Gingrich was the last of many speakers at the conference sponsored by the
conservative Progress & Freedom Foundation. The first was his favorite
futurist, the best-selling author Alvin Toffler, who drew an enthusiastic
response.

Toffler believes human history has progressed in waves, from a first-wave
agricultural society to a second-wave industrial society to a just-now-
blossoming third-wave information society, Lelyveld reported.

As each new wave emerges, it clashes with the existing order, he contends.
Now, for instance, industrial ways of thinking persist -- centered on mass
society, mass production and the assembly line -- while new ways of thinking
emerge focusing on individualism, knowledge, computers and fax machines.

"Second-wave muscle is being replaced by 'knowledge power' in the emerging
third-wave workplace," Toffler argues. "We believe that this election is not
a stand-alone event but part of a larger historical process."

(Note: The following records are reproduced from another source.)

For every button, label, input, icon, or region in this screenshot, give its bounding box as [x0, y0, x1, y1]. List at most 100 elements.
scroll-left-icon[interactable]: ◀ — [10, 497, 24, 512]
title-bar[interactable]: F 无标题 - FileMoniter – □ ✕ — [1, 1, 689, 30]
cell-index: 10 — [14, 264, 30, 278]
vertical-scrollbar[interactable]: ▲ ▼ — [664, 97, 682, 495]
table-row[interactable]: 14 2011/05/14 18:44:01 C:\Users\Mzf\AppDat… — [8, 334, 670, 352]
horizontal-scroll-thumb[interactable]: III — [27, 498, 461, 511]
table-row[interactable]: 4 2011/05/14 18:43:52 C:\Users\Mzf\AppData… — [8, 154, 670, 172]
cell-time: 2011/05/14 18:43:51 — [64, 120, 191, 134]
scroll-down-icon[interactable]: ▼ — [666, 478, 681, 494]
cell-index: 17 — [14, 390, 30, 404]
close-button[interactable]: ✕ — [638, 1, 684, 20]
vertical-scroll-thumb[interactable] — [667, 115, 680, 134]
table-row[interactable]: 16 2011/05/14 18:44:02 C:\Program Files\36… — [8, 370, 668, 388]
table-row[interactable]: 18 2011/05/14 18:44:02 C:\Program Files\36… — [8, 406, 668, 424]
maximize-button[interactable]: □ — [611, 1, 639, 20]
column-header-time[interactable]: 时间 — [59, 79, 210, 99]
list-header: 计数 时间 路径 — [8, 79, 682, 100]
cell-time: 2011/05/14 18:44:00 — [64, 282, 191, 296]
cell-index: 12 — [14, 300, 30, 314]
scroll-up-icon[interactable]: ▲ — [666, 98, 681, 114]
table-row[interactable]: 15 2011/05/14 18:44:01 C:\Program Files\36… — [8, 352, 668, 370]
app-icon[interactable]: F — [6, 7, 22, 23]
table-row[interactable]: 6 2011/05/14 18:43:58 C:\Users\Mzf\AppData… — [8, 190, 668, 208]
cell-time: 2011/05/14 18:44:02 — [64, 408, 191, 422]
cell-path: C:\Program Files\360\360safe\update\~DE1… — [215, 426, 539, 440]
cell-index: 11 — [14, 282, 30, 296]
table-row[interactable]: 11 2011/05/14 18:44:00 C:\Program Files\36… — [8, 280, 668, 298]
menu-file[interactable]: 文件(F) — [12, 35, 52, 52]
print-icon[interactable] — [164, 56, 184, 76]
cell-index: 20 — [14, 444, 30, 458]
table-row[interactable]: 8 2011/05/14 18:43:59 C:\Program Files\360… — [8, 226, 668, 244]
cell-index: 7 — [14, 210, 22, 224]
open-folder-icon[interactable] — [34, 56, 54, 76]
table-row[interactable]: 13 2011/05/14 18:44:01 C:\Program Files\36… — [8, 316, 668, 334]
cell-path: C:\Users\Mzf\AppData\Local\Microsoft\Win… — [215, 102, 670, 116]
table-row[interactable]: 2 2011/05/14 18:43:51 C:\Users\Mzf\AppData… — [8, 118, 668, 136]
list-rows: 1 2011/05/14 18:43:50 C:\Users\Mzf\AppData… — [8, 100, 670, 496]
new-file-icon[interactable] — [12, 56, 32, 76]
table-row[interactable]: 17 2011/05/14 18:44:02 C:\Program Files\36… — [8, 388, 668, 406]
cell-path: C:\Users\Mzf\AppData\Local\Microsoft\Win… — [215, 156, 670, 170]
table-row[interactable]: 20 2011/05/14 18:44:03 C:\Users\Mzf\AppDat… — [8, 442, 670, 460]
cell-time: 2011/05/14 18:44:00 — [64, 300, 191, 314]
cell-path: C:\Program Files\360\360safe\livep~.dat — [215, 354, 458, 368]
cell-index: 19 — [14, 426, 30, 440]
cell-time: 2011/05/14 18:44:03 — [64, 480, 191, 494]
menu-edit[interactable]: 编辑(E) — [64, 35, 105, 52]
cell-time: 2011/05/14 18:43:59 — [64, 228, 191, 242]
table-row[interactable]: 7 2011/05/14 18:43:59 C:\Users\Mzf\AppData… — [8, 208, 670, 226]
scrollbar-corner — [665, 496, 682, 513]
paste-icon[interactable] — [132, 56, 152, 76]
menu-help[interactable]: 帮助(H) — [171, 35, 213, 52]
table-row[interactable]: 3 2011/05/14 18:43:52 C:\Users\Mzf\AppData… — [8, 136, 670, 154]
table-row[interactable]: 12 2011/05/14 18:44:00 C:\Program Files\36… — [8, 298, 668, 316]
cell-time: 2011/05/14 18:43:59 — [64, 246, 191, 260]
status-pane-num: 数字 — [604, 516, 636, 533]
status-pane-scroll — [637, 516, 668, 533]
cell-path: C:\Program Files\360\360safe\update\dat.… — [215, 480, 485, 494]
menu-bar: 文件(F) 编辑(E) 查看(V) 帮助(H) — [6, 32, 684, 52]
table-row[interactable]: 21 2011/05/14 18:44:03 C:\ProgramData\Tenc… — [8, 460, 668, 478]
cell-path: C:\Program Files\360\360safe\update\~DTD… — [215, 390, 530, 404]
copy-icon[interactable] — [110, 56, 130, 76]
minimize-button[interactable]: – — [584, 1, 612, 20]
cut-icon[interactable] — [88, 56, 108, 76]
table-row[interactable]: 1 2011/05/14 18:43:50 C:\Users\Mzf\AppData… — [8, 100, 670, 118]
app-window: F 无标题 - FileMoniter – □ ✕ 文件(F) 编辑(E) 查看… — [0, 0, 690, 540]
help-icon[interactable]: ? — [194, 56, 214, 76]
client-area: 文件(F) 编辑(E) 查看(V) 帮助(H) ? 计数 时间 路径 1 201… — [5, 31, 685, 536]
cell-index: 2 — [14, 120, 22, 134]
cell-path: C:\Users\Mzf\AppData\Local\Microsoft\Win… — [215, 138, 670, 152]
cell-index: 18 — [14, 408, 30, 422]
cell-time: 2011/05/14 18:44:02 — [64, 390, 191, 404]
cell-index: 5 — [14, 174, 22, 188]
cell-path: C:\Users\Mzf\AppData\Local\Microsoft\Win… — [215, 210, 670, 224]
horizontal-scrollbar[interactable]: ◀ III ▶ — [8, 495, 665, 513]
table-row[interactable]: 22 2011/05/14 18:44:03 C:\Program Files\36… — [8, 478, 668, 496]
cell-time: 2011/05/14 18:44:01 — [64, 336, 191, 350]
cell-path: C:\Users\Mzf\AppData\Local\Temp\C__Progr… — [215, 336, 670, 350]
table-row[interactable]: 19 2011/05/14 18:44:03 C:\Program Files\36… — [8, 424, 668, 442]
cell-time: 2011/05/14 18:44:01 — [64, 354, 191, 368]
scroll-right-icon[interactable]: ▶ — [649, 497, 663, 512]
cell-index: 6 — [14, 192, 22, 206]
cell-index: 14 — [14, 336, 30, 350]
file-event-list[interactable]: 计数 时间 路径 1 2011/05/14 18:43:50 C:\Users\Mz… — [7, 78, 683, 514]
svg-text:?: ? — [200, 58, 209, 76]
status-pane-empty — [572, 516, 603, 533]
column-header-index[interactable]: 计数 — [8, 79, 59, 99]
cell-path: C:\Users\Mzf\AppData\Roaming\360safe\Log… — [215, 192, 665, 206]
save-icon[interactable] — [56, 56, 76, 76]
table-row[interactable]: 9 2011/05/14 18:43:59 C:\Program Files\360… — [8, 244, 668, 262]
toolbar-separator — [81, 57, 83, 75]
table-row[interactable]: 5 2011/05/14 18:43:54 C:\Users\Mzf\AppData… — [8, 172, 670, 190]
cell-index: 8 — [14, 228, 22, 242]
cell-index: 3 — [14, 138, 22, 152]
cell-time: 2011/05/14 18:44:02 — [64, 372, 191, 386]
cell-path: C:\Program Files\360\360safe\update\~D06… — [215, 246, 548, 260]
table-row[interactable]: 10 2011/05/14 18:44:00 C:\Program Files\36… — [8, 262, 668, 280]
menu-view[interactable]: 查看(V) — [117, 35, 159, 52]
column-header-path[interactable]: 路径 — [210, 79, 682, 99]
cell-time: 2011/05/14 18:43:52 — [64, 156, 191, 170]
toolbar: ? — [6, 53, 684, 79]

Toffler and his wife, Heidi, sat for several hours more listening to a
panel of conservative theorists describe their own techno-theories about
"byte cities", "brain lords" and "cyber-politics".

Among the panelists was Arianna Huffington, wife of defeated California
Senate candidate and multimillionaire Michael Huffington. She urged third-
wave thinkers not to associate with those who cling to the second wave. "I
don't believe in small rebellions. I believe in huge revolutions," she said.

Toffler stated that Huffington and the others weren't entirely on his wave
length. "Some of the things they said bothered me," he added. Toffler
commented that he and his wife diverge from Gingrich, too, on such issues as
school prayer and just how decentralized government should become, Lelyveld
said.

The Tofflers said Gingrich has been a friend for more than 20 years, and
Republicans as a whole have been more receptive to new ideas. "Newt is a new
thinker," Mrs. Toffler said. "He is a third-wave leader."